Nein, nicht was Ihr denkt. Es ist nur ungewohnt: Als Fahranfänger mit dem Auto in eine Garage fahren. Aber, jetzt beginnt die Jahreszeit der Garagen für Autos. Nicht in ein kaltes oder gar zugefrorenes Auto einsteigen müssen, das hat was. Kein Eis kratzen müssen und nicht nass werden beim Einsteigen – irgendwie erleichtert das den Tagesanfang.
Damit das aber gelingt, muss das Auto jedoch erst einmal in die Garage. Leichte Sache. Ja, wenn man Abstände und Distanzen richtig einschätzen kann. Besonders einfach, wenn die Maße des eigenen Autos sehr vertraut sind. Und doch, es bleibt eine gewisse Unsicherheit beim ersten Mal.
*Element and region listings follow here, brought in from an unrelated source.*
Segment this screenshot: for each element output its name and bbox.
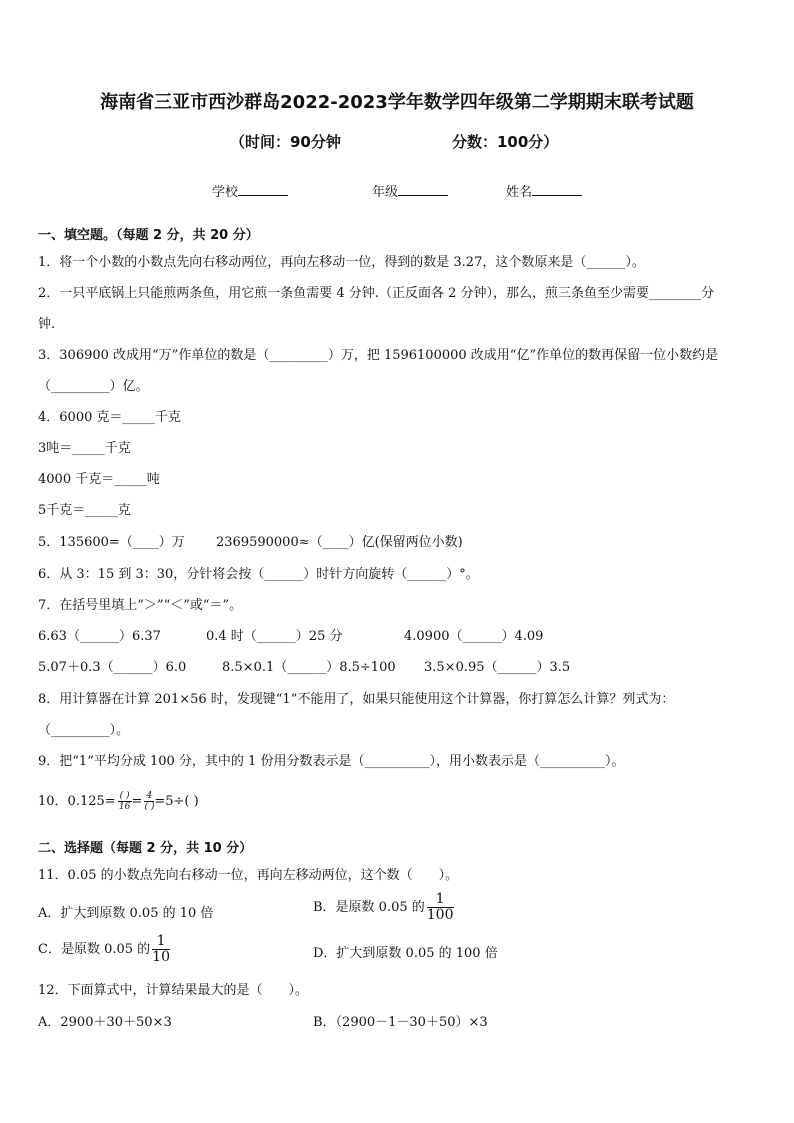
fraction (427, 892, 454, 923)
question-3-line2: （_________）亿。 (38, 379, 149, 394)
section2-heading: 二、选择题（每题 2 分，共 10 分） (38, 841, 253, 856)
question-10 (38, 790, 199, 812)
question-2-line1: 2．一只平底锅上只能煎两条鱼，用它煎一条鱼需要 4 分钟.（正反面各 2 分钟），那么，煎三条鱼至少需要________分 (38, 286, 714, 301)
fraction-numerator: 4 (144, 791, 154, 802)
school-blank (238, 183, 288, 196)
question-4-line2: 3吨＝_____千克 (38, 441, 131, 456)
grade-label: 年级 (372, 185, 399, 200)
question-4-line3: 4000 千克＝_____吨 (38, 472, 160, 487)
question-5-part1: 5．135600=（____）万 (38, 535, 185, 550)
question-2-line2: 钟. (38, 317, 56, 332)
question-11-option-a: A．扩大到原数 0.05 的 10 倍 (38, 906, 214, 921)
fraction-denominator: 10 (152, 949, 170, 965)
question-7-item: 0.4 时（______）25 分 (206, 629, 343, 644)
option-text: C．是原数 0.05 的 (38, 942, 151, 957)
school-label: 学校 (212, 185, 239, 200)
question-4-line1: 4．6000 克＝_____千克 (38, 410, 181, 425)
question-10-prefix: 10．0.125= (38, 794, 116, 809)
exam-title: 海南省三亚市西沙群岛2022-2023学年数学四年级第二学期期末联考试题 (100, 92, 694, 113)
fraction-numerator: 1 (427, 892, 454, 908)
name-field (506, 181, 582, 200)
question-8-line2: （_________）。 (38, 723, 130, 738)
question-11-option-b (313, 892, 454, 923)
question-7-item: 3.5×0.95（______）3.5 (424, 660, 571, 675)
question-11: 11．0.05 的小数点先向右移动一位，再向左移动两位，这个数（ ）。 (38, 868, 459, 883)
question-12: 12．下面算式中，计算结果最大的是（ ）。 (38, 983, 309, 998)
question-12-option-b: B．（2900－1－30＋50）×3 (313, 1015, 488, 1030)
question-7: 7．在括号里填上“＞”“＜”或“＝”。 (38, 598, 243, 613)
equals-sign: = (131, 794, 143, 809)
question-1: 1．将一个小数的小数点先向右移动两位，再向左移动一位，得到的数是 3.27，这个数原来是（______）。 (38, 255, 645, 270)
grade-blank (398, 183, 448, 196)
question-6: 6．从 3：15 到 3：30，分针将会按（______）时针方向旋转（______）°。 (38, 567, 479, 582)
question-7-item: 5.07＋0.3（______）6.0 (38, 660, 187, 675)
option-text: B．是原数 0.05 的 (313, 900, 425, 915)
question-5-part2: 2369590000≈（____）亿(保留两位小数) (216, 535, 463, 550)
fraction (118, 791, 132, 812)
question-9: 9．把“1”平均分成 100 分，其中的 1 份用分数表示是（__________），用小数表示是（__________）。 (38, 754, 625, 769)
question-7-item: 6.63（______）6.37 (38, 629, 161, 644)
section1-heading: 一、填空题。（每题 2 分，共 20 分） (38, 228, 259, 243)
fraction-denominator: 100 (426, 907, 454, 923)
name-blank (532, 183, 582, 196)
question-4-line4: 5千克＝_____克 (38, 503, 131, 518)
fraction-numerator: ( ) (119, 791, 130, 801)
question-11-option-d: D．扩大到原数 0.05 的 100 倍 (313, 946, 498, 961)
fraction-numerator: 1 (152, 934, 170, 950)
question-10-suffix: =5÷( ) (154, 794, 199, 809)
fraction (144, 791, 154, 812)
question-7-item: 8.5×0.1（______）8.5÷100 (222, 660, 396, 675)
question-3-line1: 3．306900 改成用“万”作单位的数是（_________）万，把 1596100000 改成用“亿”作单位的数再保留一位小数约是 (38, 348, 719, 363)
fraction-denominator: ( ) (144, 802, 155, 812)
question-7-item: 4.0900（______）4.09 (404, 629, 544, 644)
question-8-line1: 8．用计算器在计算 201×56 时，发现键“1”不能用了，如果只能使用这个计算器，你打算怎么计算？列式为： (38, 692, 675, 707)
fraction-denominator: 16 (118, 802, 131, 812)
question-12-option-a: A．2900＋30＋50×3 (38, 1015, 172, 1030)
score-info: 分数：100分） (452, 133, 559, 151)
school-field (212, 181, 288, 200)
question-11-option-c (38, 934, 170, 965)
name-label: 姓名 (506, 185, 533, 200)
time-info: （时间：90分钟 (230, 133, 341, 151)
fraction (152, 934, 170, 965)
grade-field (372, 181, 448, 200)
Gerade auch dann, wenn die Garage eng ist oder viele andere Dinge darin stehen. Am einfachsten: Üben. Auf einem Parkplatz mit Markierungen für die einzelnen Parkbuchten. Dann bekommt man schnell ein Gefühl für die Begrenzungen des Autos.
Eine Garage, gleich ob Fertiggaragen oder im Keller des Hauses, ist aber mehr als nur eine Erleichterung für den Tagesstart. Gerade die Versicherung sinkt und meist kann ein Fahranfänger jede Einsparung gebrauchen. Bei der Autoversicherung werden Autos, die in einer eigenen Garage (natürlich kann man auch Garagen mieten) geparkt werden, mit einem Rabatt versehen.
Also, es lohnt sich. Parken in der Garage kann nicht nur Spaß machen, sondern es spart auch noch Geld.